Brick was Rian Johnson’s directorial debut, and a high school noir with surreally hardboiled dialogue makes a hell of a calling card. It would be almost comically easy for the film to lie lifeless on the screen, and not all of Johnson’s gambles pay off completely: the frequently washed-out palette begs for a lusher black-and-white reshoot, and while Joseph Gordon-Levitt has no problem conveying weary cynicism, some of his costars only succeed in looking sleepy. It’s a strange, ambitious little film, one clearly made by a formalist with a deep love for all things genre.

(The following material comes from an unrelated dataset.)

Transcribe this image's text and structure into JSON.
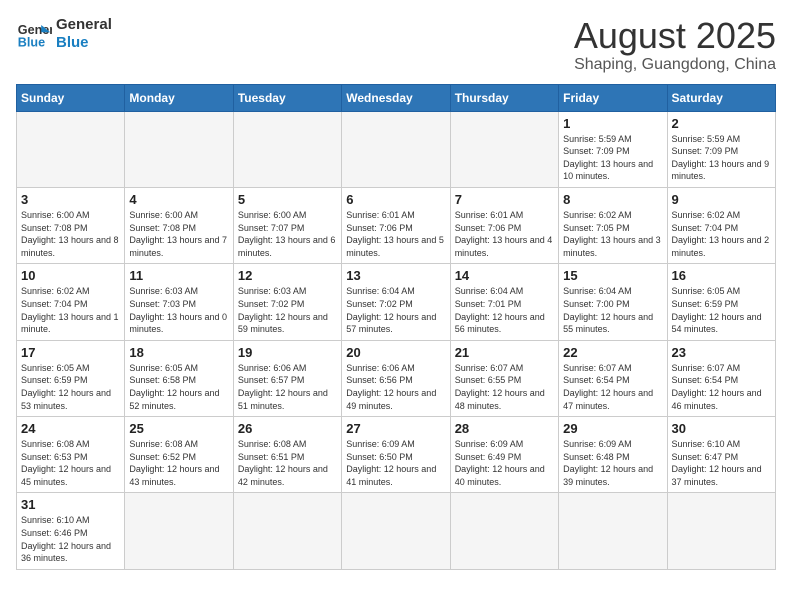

The greatness of the film is partly its uncanniness and partly its ruthlessness. There’s just a strange beauty to seeing Brendan, Joseph Gordon-Levitt, go head-to-head with an assistant principal (Richard Roundtree) and justify having ratted out a classmate: “I gave you Jerr to see him eaten, not to see you fed.” And while Brick mostly goes without winking at its audience, Johnson has an unerring sense of when his form will let him be playful. The deadly-serious world of teenagers is diminished only by adults—into the film’s vortex of gloom and high-stakes comes the Pin’s mother, a cheerful suburban woman who pours country-style apple juice for her son’s “friends” whenever they take a break from the beatings and drug deals going on in the basement. It’s only in her scenes that you get the idea that the real world is just off-screen. (Her son, one of those twenty-something drug-dealers perpetually hanging out with high school students, is on the verge—despite his frock coat—of tipping into that mundane adulthood: at one point, he casually chats up Brendan on the virtues of Tolkien.) Otherwise—correctly—Johnson sells his vision with a completely straight face.
And that allows him to find moments of dark, brutal truth—pure noir, but beyond parody. The film’s denouement, with Brendan confronting nascent femme fatale Laura (Nora Zehetner) on a deserted football field, is a polished, sharply-cut little gem of a scene. Confronted with all of Brendan’s deductions and all of his cynicism, and with tear-tracks still on her face, Laura gathers herself. He hasn’t done too badly, she says. “Nine out of ten.”
And then she tells him what he’s missed.
As someone else in the film says, “Make sure you want to know what you want to know.”
(Brick is available on Netflix. As a Solute bonus, Brian White—a.k.a. The Shield’s Tavon Garris—has a small role as dolt football player Brad Bramish, the recipient of one of the movie’s best burns.)